Contract clauses that prohibit a departing employee from soliciting the remaining employees of his or her former employer have been closely scrutinized by the courts. In AMN Healthcare, Inc. v Aya Healthcare Servs, Inc. (2018) 28 CA5th 923, the court held that an agreement that prohibited the defendants, who were recruiters for a nurse staffing agency, from soliciting any employee of their former employer was void under Bus & P C §16600, because it restrained the recruiters from practicing their chosen profession. The court did not hold that all nonsolicitation agreements are unenforceable, but it did state that, after Edwards v Arthur Andersen LLP (2008) 44 C4th 937 (see §9.10), it doubted the continuing validity of cases applying a reasonableness standard to nonsolicitation agreements. See §9.11A.
A provision shortening the limitation period is valid if the shortened period is not so short as to be unreasonable or to give the party seeking to enforce it an undue advantage. Wind Dancer Prod. Group v Walt Disney Pictures (2017) 10 CA5th 56, 73. See §§15.21, 17.21.

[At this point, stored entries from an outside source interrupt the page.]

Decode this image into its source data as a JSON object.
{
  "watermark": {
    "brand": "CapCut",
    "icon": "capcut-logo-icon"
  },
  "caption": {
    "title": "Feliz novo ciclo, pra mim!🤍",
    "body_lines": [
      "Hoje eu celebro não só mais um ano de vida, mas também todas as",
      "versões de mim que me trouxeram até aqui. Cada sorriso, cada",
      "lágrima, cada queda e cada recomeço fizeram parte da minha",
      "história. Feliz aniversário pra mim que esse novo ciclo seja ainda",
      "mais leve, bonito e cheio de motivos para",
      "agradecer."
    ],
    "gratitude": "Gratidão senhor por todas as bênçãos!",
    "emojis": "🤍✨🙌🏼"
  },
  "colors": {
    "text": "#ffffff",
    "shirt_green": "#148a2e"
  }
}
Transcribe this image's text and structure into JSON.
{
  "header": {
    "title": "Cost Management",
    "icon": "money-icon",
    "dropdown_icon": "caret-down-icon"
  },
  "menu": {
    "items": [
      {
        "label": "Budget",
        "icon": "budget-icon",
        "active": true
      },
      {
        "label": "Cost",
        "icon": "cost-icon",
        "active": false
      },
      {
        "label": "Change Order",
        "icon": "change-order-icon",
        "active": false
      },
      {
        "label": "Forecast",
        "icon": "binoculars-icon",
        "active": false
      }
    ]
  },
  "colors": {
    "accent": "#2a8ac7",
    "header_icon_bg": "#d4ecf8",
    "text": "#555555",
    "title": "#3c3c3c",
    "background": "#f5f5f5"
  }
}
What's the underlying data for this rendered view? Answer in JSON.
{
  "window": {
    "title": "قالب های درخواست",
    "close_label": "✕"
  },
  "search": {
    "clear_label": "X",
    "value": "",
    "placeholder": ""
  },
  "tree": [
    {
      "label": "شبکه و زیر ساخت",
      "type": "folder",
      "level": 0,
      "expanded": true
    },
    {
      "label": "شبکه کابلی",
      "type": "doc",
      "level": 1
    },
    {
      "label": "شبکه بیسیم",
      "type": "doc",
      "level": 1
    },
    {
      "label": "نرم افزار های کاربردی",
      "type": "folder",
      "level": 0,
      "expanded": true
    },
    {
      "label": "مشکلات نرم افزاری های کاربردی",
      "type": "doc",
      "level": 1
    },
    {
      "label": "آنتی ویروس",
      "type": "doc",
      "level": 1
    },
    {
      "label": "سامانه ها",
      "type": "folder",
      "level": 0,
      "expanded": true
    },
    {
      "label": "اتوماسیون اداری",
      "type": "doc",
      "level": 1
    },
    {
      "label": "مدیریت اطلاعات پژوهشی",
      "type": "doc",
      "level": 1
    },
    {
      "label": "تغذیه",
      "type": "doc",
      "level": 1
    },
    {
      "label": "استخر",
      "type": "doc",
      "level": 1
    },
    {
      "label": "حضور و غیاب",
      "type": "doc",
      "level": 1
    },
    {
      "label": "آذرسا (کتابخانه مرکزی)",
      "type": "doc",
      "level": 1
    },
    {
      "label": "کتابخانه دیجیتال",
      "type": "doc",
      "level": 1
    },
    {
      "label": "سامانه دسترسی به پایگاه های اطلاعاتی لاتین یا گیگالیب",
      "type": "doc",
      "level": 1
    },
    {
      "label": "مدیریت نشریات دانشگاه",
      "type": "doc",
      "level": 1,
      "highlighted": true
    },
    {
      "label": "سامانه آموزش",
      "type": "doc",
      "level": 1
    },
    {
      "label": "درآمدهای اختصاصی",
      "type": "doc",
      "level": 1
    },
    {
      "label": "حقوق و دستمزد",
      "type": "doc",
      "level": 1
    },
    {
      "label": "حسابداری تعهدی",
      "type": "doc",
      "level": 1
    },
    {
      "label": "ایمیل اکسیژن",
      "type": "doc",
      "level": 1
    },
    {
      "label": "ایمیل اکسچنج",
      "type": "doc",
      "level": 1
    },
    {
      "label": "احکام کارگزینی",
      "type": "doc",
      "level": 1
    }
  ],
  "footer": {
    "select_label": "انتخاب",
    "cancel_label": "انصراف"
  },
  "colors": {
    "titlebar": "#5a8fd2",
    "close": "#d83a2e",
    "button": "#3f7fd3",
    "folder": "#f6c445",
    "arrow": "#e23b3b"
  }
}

Courts recognize certain circumstances when nonsignatories to an agreement containing an arbitration clause can be compelled to arbitrate under that agreement. See Benaroya v Wilis (2018) 23 CA5th 462. A nonsignatory may be bound to arbitrate based on (a) incorporation by reference; (b) assumption; (c) agency; (d) veil-piercing or alter ego; (e) estoppel; and (f) third-party beneficiary. Suh v Superior Court (2010) 181 CA4th 1504. See also §§16.5–16.9. The issue must be decided by the trial court, however, not by the arbitrator. Benaroya v Wilis (2018) 23 CA5th 462. See §16.21.
The presence of a merger or integration clause may be conclusive proof that the writing was intended as an integrated agreement. If so, parol evidence to show that the writing was not intended as an integrated agreement will be excluded. A merger or integration clause will be given great weight, although it may not in itself be determinative. Kanno v Marwit Capital Partners II, L.P. (2017) 18 CA5th 987,1001 (presence of integration clause is not conclusive but is a factor). See §17.11.
In Western Sur. Co. v La Cumbre Office Partners, LLC (2017) 8 CA5th 125, the court held that, under Corp C §17703.01(d), an LLC that was the sole manager of another LLC did not have actual authority to execute an indemnity agreement on behalf of the LLC that it managed. However, the agreement was valid and binding because the other party did not have actual knowledge of the manager’s lack of authority. See §18.10.
A general indemnity agreement does not provide indemnification for the indemnitee’s active negligence, unless the circumstances of the case and the language of the agreement evince a different intent by the parties. Oltmans Constr. Co. v Bayside Interiors, Inc. (2017) 10 CA5th 355, 362. See §11.17.